Ocado is the second-largest grower, rising 72 percent to the 13th top brand, followed by Asos rising 65 percent to 27th place.
Deliveroo is another brand that increased its place within the UK growing 57 percent to 25th place in the UK’s top brands list.
Gambling brands have also climbed with Betfair rising 45 percent and William Hill rising by 41 percent.
Over recent months, the UK has struggled with significant disruption to its supply chain across many brands.
This has led to delayed deliveries, increased prices and gaps on the supermarket shelves.
Nandos, Ikea and even BP, one of the UK’s strongest brands, have reported problems.

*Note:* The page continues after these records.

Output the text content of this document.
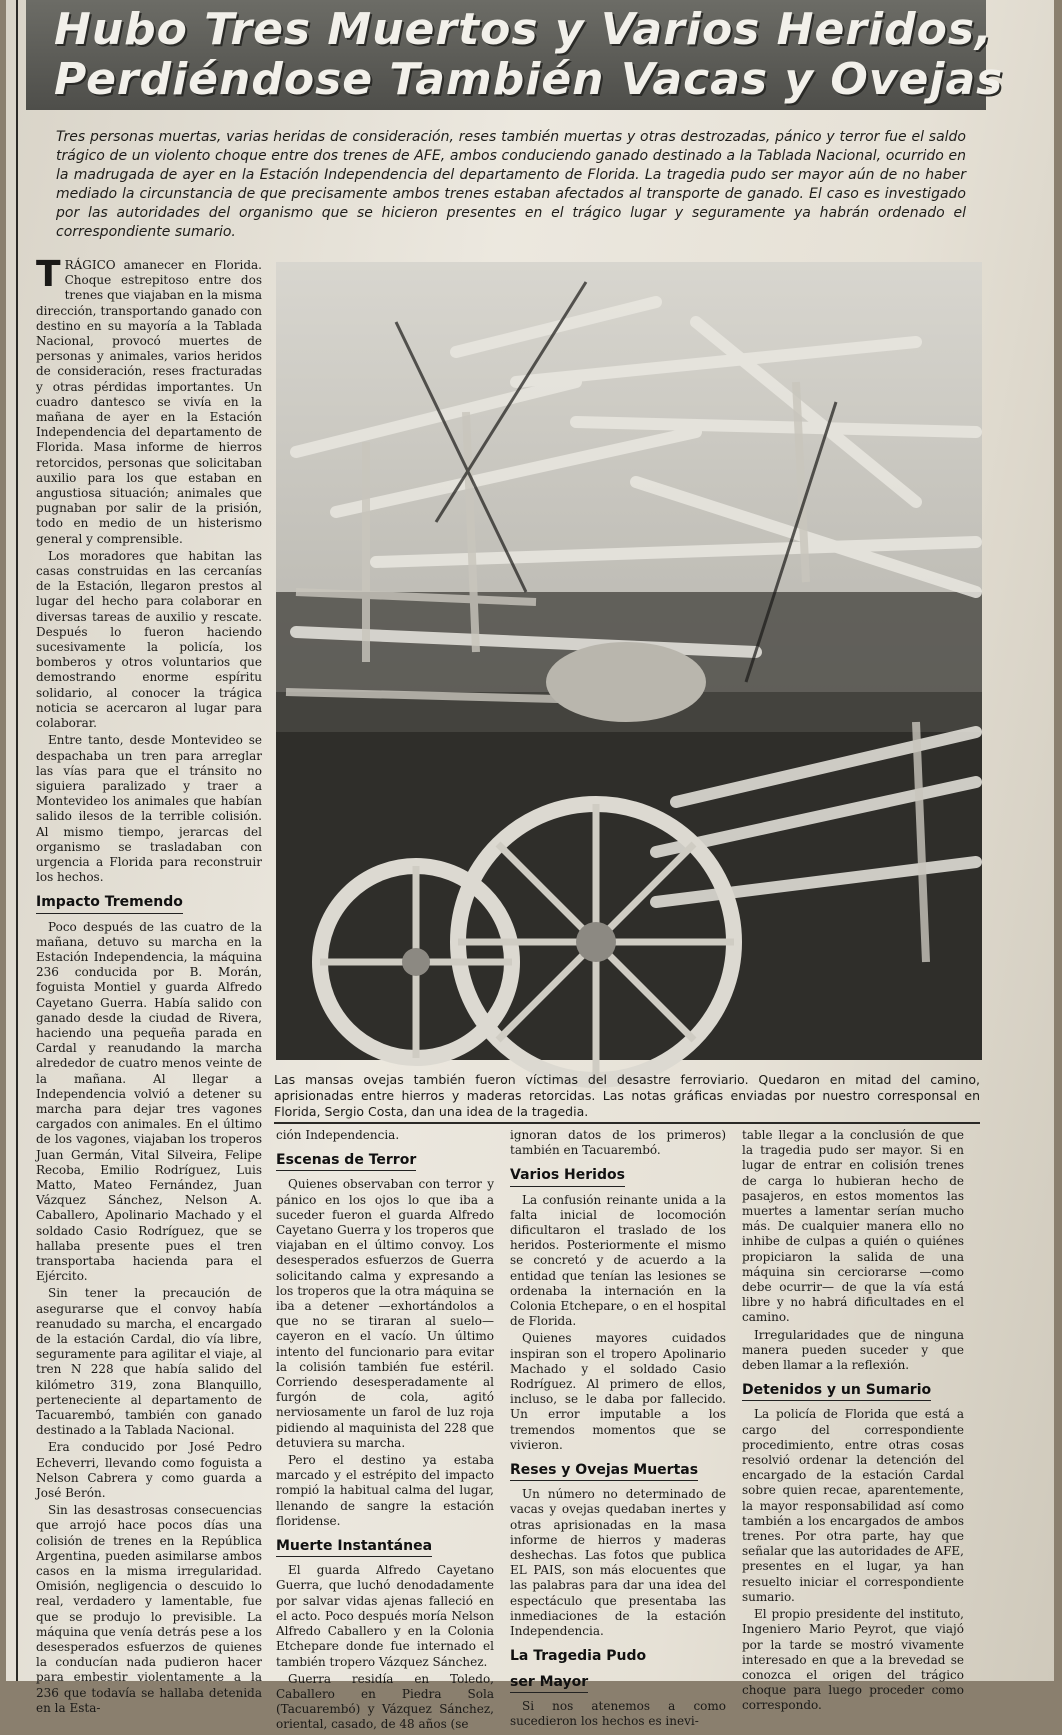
Hubo Tres Muertos y Varios Heridos,
Perdiéndose También Vacas y Ovejas
Tres personas muertas, varias heridas de consideración, reses también muertas y otras destrozadas, pánico y terror fue el saldo trágico de un violento choque entre dos trenes de AFE, ambos conduciendo ganado destinado a la Tablada Nacional, ocurrido en la madrugada de ayer en la Estación Independencia del departamento de Florida. La tragedia pudo ser mayor aún de no haber mediado la circunstancia de que precisamente ambos trenes estaban afectados al transporte de ganado. El caso es investigado por las autoridades del organismo que se hicieron presentes en el trágico lugar y seguramente ya habrán ordenado el correspondiente sumario.

TRÁGICO amanecer en Florida. Choque estrepitoso entre dos trenes que viajaban en la misma dirección, transportando ganado con destino en su mayoría a la Tablada Nacional, provocó muertes de personas y animales, varios heridos de consideración, reses fracturadas y otras pérdidas importantes. Un cuadro dantesco se vivía en la mañana de ayer en la Estación Independencia del departamento de Florida. Masa informe de hierros retorcidos, personas que solicitaban auxilio para los que estaban en angustiosa situación; animales que pugnaban por salir de la prisión, todo en medio de un histerismo general y comprensible.

Los moradores que habitan las casas construidas en las cercanías de la Estación, llegaron prestos al lugar del hecho para colaborar en diversas tareas de auxilio y rescate. Después lo fueron haciendo sucesivamente la policía, los bomberos y otros voluntarios que demostrando enorme espíritu solidario, al conocer la trágica noticia se acercaron al lugar para colaborar.

Entre tanto, desde Montevideo se despachaba un tren para arreglar las vías para que el tránsito no siguiera paralizado y traer a Montevideo los animales que habían salido ilesos de la terrible colisión. Al mismo tiempo, jerarcas del organismo se trasladaban con urgencia a Florida para reconstruir los hechos.

Impacto Tremendo

Poco después de las cuatro de la mañana, detuvo su marcha en la Estación Independencia, la máquina 236 conducida por B. Morán, foguista Montiel y guarda Alfredo Cayetano Guerra. Había salido con ganado desde la ciudad de Rivera, haciendo una pequeña parada en Cardal y reanudando la marcha alrededor de cuatro menos veinte de la mañana. Al llegar a Independencia volvió a detener su marcha para dejar tres vagones cargados con animales. En el último de los vagones, viajaban los troperos Juan Germán, Vital Silveira, Felipe Recoba, Emilio Rodríguez, Luis Matto, Mateo Fernández, Juan Vázquez Sánchez, Nelson A. Caballero, Apolinario Machado y el soldado Casio Rodríguez, que se hallaba presente pues el tren transportaba hacienda para el Ejército.

Sin tener la precaución de asegurarse que el convoy había reanudado su marcha, el encargado de la estación Cardal, dio vía libre, seguramente para agilitar el viaje, al tren N 228 que había salido del kilómetro 319, zona Blanquillo, perteneciente al departamento de Tacuarembó, también con ganado destinado a la Tablada Nacional.

Era conducido por José Pedro Echeverri, llevando como foguista a Nelson Cabrera y como guarda a José Berón.

Sin las desastrosas consecuencias que arrojó hace pocos días una colisión de trenes en la República Argentina, pueden asimilarse ambos casos en la misma irregularidad. Omisión, negligencia o descuido lo real, verdadero y lamentable, fue que se produjo lo previsible. La máquina que venía detrás pese a los desesperados esfuerzos de quienes la conducían nada pudieron hacer para embestir violentamente a la 236 que todavía se hallaba detenida en la Esta-

Las mansas ovejas también fueron víctimas del desastre ferroviario. Quedaron en mitad del camino, aprisionadas entre hierros y maderas retorcidas. Las notas gráficas enviadas por nuestro corresponsal en Florida, Sergio Costa, dan una idea de la tragedia.

ción Independencia.

Escenas de Terror

Quienes observaban con terror y pánico en los ojos lo que iba a suceder fueron el guarda Alfredo Cayetano Guerra y los troperos que viajaban en el último convoy. Los desesperados esfuerzos de Guerra solicitando calma y expresando a los troperos que la otra máquina se iba a detener —exhortándolos a que no se tiraran al suelo— cayeron en el vacío. Un último intento del funcionario para evitar la colisión también fue estéril. Corriendo desesperadamente al furgón de cola, agitó nerviosamente un farol de luz roja pidiendo al maquinista del 228 que detuviera su marcha.

Pero el destino ya estaba marcado y el estrépito del impacto rompió la habitual calma del lugar, llenando de sangre la estación floridense.

Muerte Instantánea

El guarda Alfredo Cayetano Guerra, que luchó denodadamente por salvar vidas ajenas falleció en el acto. Poco después moría Nelson Alfredo Caballero y en la Colonia Etchepare donde fue internado el también tropero Vázquez Sánchez.

Guerra residía en Toledo, Caballero en Piedra Sola (Tacuarembó) y Vázquez Sánchez, oriental, casado, de 48 años (se

ignoran datos de los primeros) también en Tacuarembó.

Varios Heridos

La confusión reinante unida a la falta inicial de locomoción dificultaron el traslado de los heridos. Posteriormente el mismo se concretó y de acuerdo a la entidad que tenían las lesiones se ordenaba la internación en la Colonia Etchepare, o en el hospital de Florida.

Quienes mayores cuidados inspiran son el tropero Apolinario Machado y el soldado Casio Rodríguez. Al primero de ellos, incluso, se le daba por fallecido. Un error imputable a los tremendos momentos que se vivieron.

Reses y Ovejas Muertas

Un número no determinado de vacas y ovejas quedaban inertes y otras aprisionadas en la masa informe de hierros y maderas deshechas. Las fotos que publica EL PAIS, son más elocuentes que las palabras para dar una idea del espectáculo que presentaba las inmediaciones de la estación Independencia.

La Tragedia Pudo
ser Mayor

Si nos atenemos a como sucedieron los hechos es inevi-

table llegar a la conclusión de que la tragedia pudo ser mayor. Si en lugar de entrar en colisión trenes de carga lo hubieran hecho de pasajeros, en estos momentos las muertes a lamentar serían mucho más. De cualquier manera ello no inhibe de culpas a quién o quiénes propiciaron la salida de una máquina sin cerciorarse —como debe ocurrir— de que la vía está libre y no habrá dificultades en el camino.

Irregularidades que de ninguna manera pueden suceder y que deben llamar a la reflexión.

Detenidos y un Sumario

La policía de Florida que está a cargo del correspondiente procedimiento, entre otras cosas resolvió ordenar la detención del encargado de la estación Cardal sobre quien recae, aparentemente, la mayor responsabilidad así como también a los encargados de ambos trenes. Por otra parte, hay que señalar que las autoridades de AFE, presentes en el lugar, ya han resuelto iniciar el correspondiente sumario.

El propio presidente del instituto, Ingeniero Mario Peyrot, que viajó por la tarde se mostró vivamente interesado en que a la brevedad se conozca el origen del trágico choque para luego proceder como correspondo.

Prime Minister Boris Johnson claimed supply chains are “very reliable” in the weeks before Christmas amid widespread retailer insight claiming the festive season could be a “nightmare” due to shortages.
The speculation about shortages of toys, turkeys and more ahead of Christmas has prompted a surge in early sales for Turkeys with Iceland reporting frozen turkeys have increased by more than 400 percent compared to this time last year.
Food retailers have also reported festive foods such as pigs in blankets may not be available for Christmas Day.
The Chancellor of the Exchequer said the shortages could “last for months”.
Rishi Sunak told the Daily Mail: “It’s reasonable that people expect us to do what we can.
“But we can’t wave a magic wand and make global supply chain challenges disappear overnight.
“With regards to butchers, my understanding is that those are indeed on the shortage occupation list that we already have.”